The estimated effects of TBP deserve much attention. TBP had the only economically feasible and positive direct and neighbor effects on gaming demand. Moreover, the neighbor effect was greater than the direct effect. Considering current expenditure levels, the casinos could significantly benefit by increasing promotional expenditure on travel reimbursements, bus programs, and free parking.
However, as the locations of casinos are legally bound, spillover seems inevitable. With such a spillover problem, casinos will be reluctant to increase promotional allowances and expenses, which would benefit the system as a whole rather than a particular casino exclusively. This may well be the reason behind sluggish promotional programs by respective casinos (Marfels, 2010). The problem becomes more severe when neighboring casinos are investing more on restrictive promotions such as RFB or CASH. Without an implicit agreement in the market, independently acting casinos have an incentive to promote through binding measures when others choose not to.
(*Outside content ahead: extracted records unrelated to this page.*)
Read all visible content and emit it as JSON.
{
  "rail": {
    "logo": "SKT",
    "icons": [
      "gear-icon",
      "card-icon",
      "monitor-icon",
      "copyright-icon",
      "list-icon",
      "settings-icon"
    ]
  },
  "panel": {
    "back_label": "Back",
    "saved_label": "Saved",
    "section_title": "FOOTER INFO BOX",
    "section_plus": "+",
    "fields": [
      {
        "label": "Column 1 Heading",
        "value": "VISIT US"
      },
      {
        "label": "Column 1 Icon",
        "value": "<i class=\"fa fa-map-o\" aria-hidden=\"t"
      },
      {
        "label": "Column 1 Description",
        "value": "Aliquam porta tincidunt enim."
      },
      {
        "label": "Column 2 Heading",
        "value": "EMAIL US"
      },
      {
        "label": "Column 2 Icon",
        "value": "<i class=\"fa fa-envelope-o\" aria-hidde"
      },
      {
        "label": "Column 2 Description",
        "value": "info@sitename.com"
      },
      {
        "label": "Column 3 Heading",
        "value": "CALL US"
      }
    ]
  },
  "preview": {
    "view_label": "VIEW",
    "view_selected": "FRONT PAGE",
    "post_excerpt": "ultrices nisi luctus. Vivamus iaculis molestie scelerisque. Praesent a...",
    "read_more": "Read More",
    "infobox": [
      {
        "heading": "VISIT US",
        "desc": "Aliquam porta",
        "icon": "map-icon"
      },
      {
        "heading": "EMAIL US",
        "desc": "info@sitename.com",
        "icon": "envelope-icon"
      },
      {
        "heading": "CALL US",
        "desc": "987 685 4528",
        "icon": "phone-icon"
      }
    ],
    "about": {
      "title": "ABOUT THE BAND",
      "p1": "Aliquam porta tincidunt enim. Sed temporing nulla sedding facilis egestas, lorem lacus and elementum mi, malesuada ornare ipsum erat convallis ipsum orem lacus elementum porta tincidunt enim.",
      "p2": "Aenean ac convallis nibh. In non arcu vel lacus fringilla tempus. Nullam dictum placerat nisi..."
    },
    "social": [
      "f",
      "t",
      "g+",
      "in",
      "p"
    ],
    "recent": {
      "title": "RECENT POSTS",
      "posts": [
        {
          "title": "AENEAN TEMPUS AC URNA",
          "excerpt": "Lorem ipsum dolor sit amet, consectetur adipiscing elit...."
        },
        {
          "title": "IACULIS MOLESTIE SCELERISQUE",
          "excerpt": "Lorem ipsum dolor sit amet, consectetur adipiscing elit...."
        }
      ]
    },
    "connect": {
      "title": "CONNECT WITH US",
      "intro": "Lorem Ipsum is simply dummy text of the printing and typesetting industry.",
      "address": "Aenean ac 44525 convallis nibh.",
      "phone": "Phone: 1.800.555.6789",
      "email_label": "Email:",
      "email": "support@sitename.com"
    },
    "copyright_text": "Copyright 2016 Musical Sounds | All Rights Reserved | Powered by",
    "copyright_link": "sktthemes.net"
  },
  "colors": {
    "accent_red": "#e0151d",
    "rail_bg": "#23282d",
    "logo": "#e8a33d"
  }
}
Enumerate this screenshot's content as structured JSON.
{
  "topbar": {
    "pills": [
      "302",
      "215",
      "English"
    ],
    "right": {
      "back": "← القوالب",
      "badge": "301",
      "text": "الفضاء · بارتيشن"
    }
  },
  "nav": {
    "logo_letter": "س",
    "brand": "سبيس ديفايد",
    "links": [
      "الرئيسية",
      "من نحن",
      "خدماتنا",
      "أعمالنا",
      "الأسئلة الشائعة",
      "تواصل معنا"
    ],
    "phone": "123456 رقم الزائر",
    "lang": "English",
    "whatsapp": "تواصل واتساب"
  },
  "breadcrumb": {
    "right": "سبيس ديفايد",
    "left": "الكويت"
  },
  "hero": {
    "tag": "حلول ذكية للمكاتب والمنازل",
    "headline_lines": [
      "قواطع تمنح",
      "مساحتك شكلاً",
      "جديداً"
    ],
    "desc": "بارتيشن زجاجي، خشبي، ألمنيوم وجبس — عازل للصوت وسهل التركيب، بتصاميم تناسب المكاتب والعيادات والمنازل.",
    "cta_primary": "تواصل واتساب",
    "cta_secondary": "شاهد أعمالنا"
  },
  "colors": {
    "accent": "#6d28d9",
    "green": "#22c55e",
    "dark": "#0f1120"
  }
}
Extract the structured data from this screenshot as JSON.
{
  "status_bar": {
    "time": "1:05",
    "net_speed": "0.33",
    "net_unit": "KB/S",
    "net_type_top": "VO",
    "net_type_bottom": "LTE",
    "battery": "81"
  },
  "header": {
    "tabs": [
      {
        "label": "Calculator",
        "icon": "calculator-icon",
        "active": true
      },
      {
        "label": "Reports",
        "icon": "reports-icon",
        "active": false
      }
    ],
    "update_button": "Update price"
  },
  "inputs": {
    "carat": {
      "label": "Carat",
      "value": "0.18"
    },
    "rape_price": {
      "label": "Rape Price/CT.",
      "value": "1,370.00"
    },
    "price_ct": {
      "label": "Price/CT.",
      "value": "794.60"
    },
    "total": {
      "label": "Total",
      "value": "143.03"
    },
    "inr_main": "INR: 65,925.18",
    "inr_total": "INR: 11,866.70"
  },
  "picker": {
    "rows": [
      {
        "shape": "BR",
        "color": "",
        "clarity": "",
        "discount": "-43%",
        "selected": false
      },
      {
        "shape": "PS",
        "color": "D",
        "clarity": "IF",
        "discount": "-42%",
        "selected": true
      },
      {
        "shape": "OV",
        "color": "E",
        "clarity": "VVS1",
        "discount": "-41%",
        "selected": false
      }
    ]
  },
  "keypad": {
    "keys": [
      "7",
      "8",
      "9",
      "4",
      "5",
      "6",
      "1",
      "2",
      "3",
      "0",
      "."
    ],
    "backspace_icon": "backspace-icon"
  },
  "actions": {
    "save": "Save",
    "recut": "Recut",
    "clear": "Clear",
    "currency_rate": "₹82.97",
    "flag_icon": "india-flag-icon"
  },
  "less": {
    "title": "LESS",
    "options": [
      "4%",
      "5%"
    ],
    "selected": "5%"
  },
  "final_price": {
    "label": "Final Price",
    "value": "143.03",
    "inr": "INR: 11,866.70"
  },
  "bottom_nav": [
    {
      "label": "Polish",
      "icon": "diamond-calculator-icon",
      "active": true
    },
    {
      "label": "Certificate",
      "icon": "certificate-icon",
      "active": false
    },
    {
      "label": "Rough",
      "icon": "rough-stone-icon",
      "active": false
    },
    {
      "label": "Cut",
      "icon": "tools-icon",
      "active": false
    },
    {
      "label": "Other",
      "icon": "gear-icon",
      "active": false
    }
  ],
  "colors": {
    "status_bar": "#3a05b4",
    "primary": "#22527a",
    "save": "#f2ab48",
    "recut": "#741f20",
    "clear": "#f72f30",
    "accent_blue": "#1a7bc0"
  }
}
In this regard, some feasible approaches can be contemplated for casino operators. Having a local administration or an unbiased third-party coordinate joint-promotion programs among casinos in the region may help to more efficiently allocate resources to compliment-based promotions. When a joint marketing program is not feasible, partialling-out and cooperating in terms of TBP promotions only could be considered. This would ensure optimal expenditure levels and that collective interests are reflected. To mitigate competition effects and maximize favorable spillover, differentiating with respect to service quality and other intangible product attributes, such as security, while jointly marketing the location and accessibility are all viable means.
This study is limited in its generalizability and applicability. Due to the availability of data, the analysis relied on only one of the major casino markets in the world within a relatively short time span. The unique nature of each spatial system dictates that the effects of spillover and competition will differ by location and time. Also, the data span reflects a recessionary period in the United States and therefore requires caution when interpreting the coefficients.
Nevertheless, the current study considerably contributes to the understanding of compliment-based promotional strategies by casinos and their effects, which has been a puzzling phenomenon to many researchers in this field. Most notably, the current study provides a theoretical framework for isolating out the direct and indirect effects and finds evidence that there is significant cross-dependence among casinos in a spatially defined market. By examining respective compliment categories, the strategic implications of using each type of compliment were also derived. These will also benefit casino marketing practitioners by offering pragmatic guidance on promotional practices.
In this light, the field’s understanding of this topic could be deepened in several ways. Examining different casino markets in the world using spatial models, accumulating additional data and replicating the model, and investigating other types of promotions and compliments will extend the reliability of the results and the generalizability of findings. Utilization of micro surveys to further investigate player perception and behavior associated with promotions are also warranted. Following researches on this topic are of great need by academia and industry alike, given the importance of the U.S. casino industry in the current economy.